Three actors play three characters (Ryan Reynolds as Gary/Gavin/Gabriel, Hope Davis as Sarah/Susan/Sierra, and Melissa McCarthy as Margaret/Melissa/Mary with Elle Fanning, younger sister of Dakota and already a seasoned performer, as Noelle). in this convoluted, opaque but intriguing directorial debut by screenwriter John August whose notable credits include Go, and for Tim Burton  Big Fish, Charlie And The Chocolate Factory and Corpse Bride as well as a couple of Charlie’s Angels movies

Lying somewhere in the hinterland beyond Twilight Zone and a Charlie Kaufman film, The Nines relates three loosely connected stories which exist in parallel, intersect slightly but intentionally do not coalesce into a unified narrative. Well not one that most audience would count as such. The thematic result may be described as the vulnerability of subjective consciousness …or something like that -  as we follows the trials of, variously, a celebrity television actor, a television writer/producer and lastly, a video game designer in differing kinds of meltdown as their worlds come unstuck under bizarre,sanity-challenging circumstances and two very different women offer them succour.

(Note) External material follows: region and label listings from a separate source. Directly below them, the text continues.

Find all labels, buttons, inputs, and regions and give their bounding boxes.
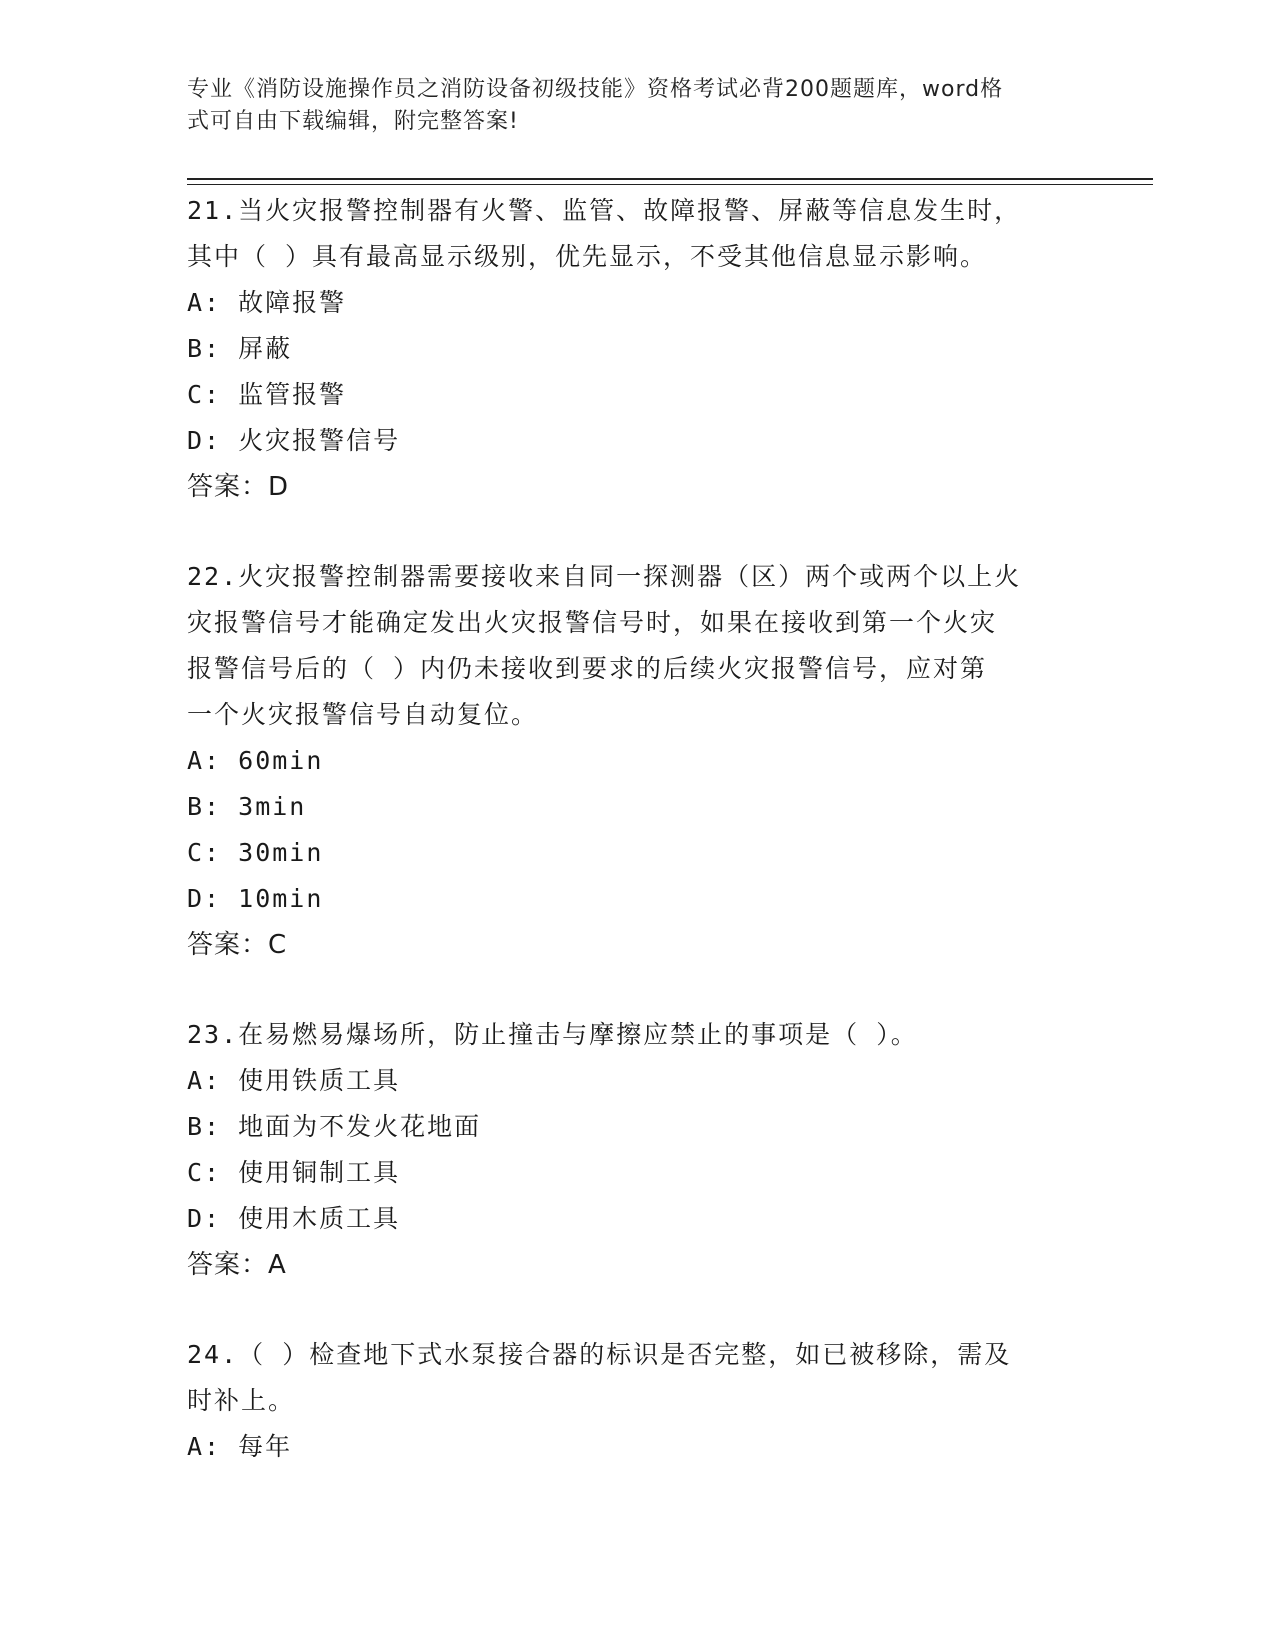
question-text-line: 24.（ ）检查地下式水泵接合器的标识是否完整，如已被移除，需及 — [187, 1340, 1012, 1369]
header-line-2: 式可自由下载编辑，附完整答案! — [187, 109, 519, 134]
header-line-1: 专业《消防设施操作员之消防设备初级技能》资格考试必背200题题库，word格 — [187, 77, 1004, 102]
question-text-line: 其中（ ）具有最高显示级别，优先显示，不受其他信息显示影响。 — [187, 242, 988, 271]
question-text-line: 报警信号后的（ ）内仍未接收到要求的后续火灾报警信号，应对第 — [187, 654, 988, 683]
question-23 — [187, 1012, 1087, 1288]
option-b: B: 地面为不发火花地面 — [187, 1112, 482, 1141]
answer-label: 答案：D — [187, 472, 290, 502]
question-text-line: 21.当火灾报警控制器有火警、监管、故障报警、屏蔽等信息发生时， — [187, 196, 1022, 225]
option-b: B: 3min — [187, 792, 307, 821]
option-c: C: 使用铜制工具 — [187, 1158, 401, 1187]
question-text-line: 灾报警信号才能确定发出火灾报警信号时，如果在接收到第一个火灾 — [187, 608, 998, 637]
answer-label: 答案：A — [187, 1250, 287, 1280]
question-text-line: 22.火灾报警控制器需要接收来自同一探测器（区）两个或两个以上火 — [187, 562, 1022, 591]
option-d: D: 使用木质工具 — [187, 1204, 401, 1233]
option-d: D: 火灾报警信号 — [187, 426, 401, 455]
option-a: A: 60min — [187, 746, 324, 775]
option-a: A: 每年 — [187, 1432, 293, 1461]
question-22 — [187, 554, 1087, 968]
question-24 — [187, 1332, 1087, 1470]
question-list — [187, 188, 1087, 1514]
option-b: B: 屏蔽 — [187, 334, 293, 363]
option-c: C: 监管报警 — [187, 380, 347, 409]
question-text-line: 时补上。 — [187, 1386, 296, 1415]
question-text-line: 一个火灾报警信号自动复位。 — [187, 700, 539, 729]
option-a: A: 使用铁质工具 — [187, 1066, 401, 1095]
option-d: D: 10min — [187, 884, 324, 913]
option-c: C: 30min — [187, 838, 324, 867]
question-text-line: 23.在易燃易爆场所，防止撞击与摩擦应禁止的事项是（ ）。 — [187, 1020, 918, 1049]
header-divider-thin — [187, 184, 1153, 185]
question-21 — [187, 188, 1087, 510]
answer-label: 答案：C — [187, 930, 288, 960]
option-a: A: 故障报警 — [187, 288, 347, 317]
header-divider-thick — [187, 178, 1153, 180]
document-header — [187, 74, 1067, 138]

Drawing on his own in-part autobiographical script, August shows himself to be a capable director whilst the cast of what is largely a three-hander are all on the money with Davis the strongest of the three in differentiating her characters (which is not to say that Fanning isn't as good as her adult co-players just that she gets less screen time). Is there more here than meets the eye? It is almost impossible to say and that is many ways one of the film’s strengths – there is plenty here for audience interpretation.  If you like cinema that leaves you with more questions than answers this should be high on your to-see list.